Home News Local Movements Seek to Fight Inequality, Pollution, in Transportation

Local Movements Seek to Fight Inequality, Pollution, in Transportation

Photo by Madeline Graham.

By: Madeline Graham

ROCKVILLE, Md. — Dozens of representatives from local labor movements, environmental movements and student-led groups gathered at the Montgomery County Executive Office in Rockville at an event dubbed “Transit Equity Day” on February 4.

The date was chosen so that the event would fall on Rosa Parks’ 106th birthday, honoring her commitment to making transit equally accessible to all.

Likewise, the event sought to raise awareness regarding issues surrounding public transit today, from concerns over fair wages for employees, accessibility to public transit for certain neighborhoods and environmental concerns.

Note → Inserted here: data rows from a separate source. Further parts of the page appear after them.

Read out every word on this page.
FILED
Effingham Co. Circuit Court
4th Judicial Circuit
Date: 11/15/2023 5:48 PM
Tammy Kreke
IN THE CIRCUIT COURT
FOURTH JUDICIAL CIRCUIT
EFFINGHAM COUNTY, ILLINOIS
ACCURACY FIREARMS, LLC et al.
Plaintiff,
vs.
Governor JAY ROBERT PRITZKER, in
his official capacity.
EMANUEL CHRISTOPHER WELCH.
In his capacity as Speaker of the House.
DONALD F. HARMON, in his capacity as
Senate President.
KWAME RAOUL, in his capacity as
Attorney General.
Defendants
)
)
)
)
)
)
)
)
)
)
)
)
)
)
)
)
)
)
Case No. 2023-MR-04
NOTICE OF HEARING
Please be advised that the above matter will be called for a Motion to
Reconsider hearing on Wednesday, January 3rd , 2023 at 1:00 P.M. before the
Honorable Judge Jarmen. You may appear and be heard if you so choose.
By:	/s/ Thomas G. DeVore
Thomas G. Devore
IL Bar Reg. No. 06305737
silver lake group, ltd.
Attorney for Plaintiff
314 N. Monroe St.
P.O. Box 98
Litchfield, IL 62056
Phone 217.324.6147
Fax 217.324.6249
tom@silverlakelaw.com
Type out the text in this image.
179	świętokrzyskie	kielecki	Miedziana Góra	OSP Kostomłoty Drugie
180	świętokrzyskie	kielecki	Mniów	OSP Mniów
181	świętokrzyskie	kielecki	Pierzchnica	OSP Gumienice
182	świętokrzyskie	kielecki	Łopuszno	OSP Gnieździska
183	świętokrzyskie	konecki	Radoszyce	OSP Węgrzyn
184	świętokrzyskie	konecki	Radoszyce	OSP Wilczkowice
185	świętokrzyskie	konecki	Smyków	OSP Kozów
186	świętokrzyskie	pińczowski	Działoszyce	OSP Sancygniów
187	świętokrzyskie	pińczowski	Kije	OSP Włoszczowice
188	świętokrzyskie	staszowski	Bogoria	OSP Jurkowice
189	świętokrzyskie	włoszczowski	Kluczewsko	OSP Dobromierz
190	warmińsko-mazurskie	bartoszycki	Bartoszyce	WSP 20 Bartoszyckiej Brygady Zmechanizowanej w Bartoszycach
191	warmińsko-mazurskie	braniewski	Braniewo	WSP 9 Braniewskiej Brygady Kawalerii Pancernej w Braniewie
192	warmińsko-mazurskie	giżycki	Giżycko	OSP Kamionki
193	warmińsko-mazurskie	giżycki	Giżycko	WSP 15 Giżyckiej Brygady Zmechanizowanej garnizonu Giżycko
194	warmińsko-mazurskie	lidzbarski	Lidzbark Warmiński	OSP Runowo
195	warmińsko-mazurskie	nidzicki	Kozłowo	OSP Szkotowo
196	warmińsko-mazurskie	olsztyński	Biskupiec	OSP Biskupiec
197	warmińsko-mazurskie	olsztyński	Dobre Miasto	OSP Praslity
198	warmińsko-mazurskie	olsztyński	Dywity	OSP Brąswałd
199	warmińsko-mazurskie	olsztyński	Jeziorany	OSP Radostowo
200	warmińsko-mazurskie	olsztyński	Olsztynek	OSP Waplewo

The main goals of the event were to advocate for a redesign of the public transportation system, including reducing carbon emissions through renewable energy such as electric school buses, increasing wages and benefits for public transit employees, and increasing access to public transportation for all residents of Montgomery County.

County Executive Mark Elrich, who spoke at the event, described transit equity as “one of the most meaningful things that I think we can do.”

Elrich went on to describe the struggles faced by those who don’t have easy access to transit and are “stuck in their cars or on a very slow, bumpy bus trip to get where the jobs are in the county.”

Other speakers included Absa Fall, a Blair High School student and Youth Climate Summit USA organizer, MCR-SGA officer Russell Corbin and Jennifer Badgely, who delivered a message from her husband Tefere Gebre, Executive Vice President of the AFL-CIO.

Gebre had planned to attend, but was unable to due to travel complications.

Each speaker addressed a different aspect of transit equity, from concerns over systemic barriers put in place by inaccessible transit to environmental concerns.

The vision statement for the event, which outlined its goals, has been endorsed by over a dozen organizations, including the Maryland Chapter of the Sierra Club, the Union of Concerned Scientists and the Maryland Poor People’s Campaign.

Russell Corbin of the MCR-SGA (Montgomery County Regional Student Government Association) which represents students across the county, attended the event to advocate for electric school buses.

Corbin cited the “upfront costs” of the initiative as a source of opposition, but believes that the benefits far outweigh these drawbacks.

“Tons of kids are affected by asthma from pollution, and as well as the environmental damages from greenhouse gases,” he said. He cited economic incentives as well, adding, “We’d save thousands of dollars per bus, per year.”

Corbin was cautious but optimistic about the proposal’s chances.

“It is a major change, and it needs to be taken intentionally, carefully, and quickly,” he said. “It’s a hard thing to do, but we’re Montgomery County, so we’re going to do it.”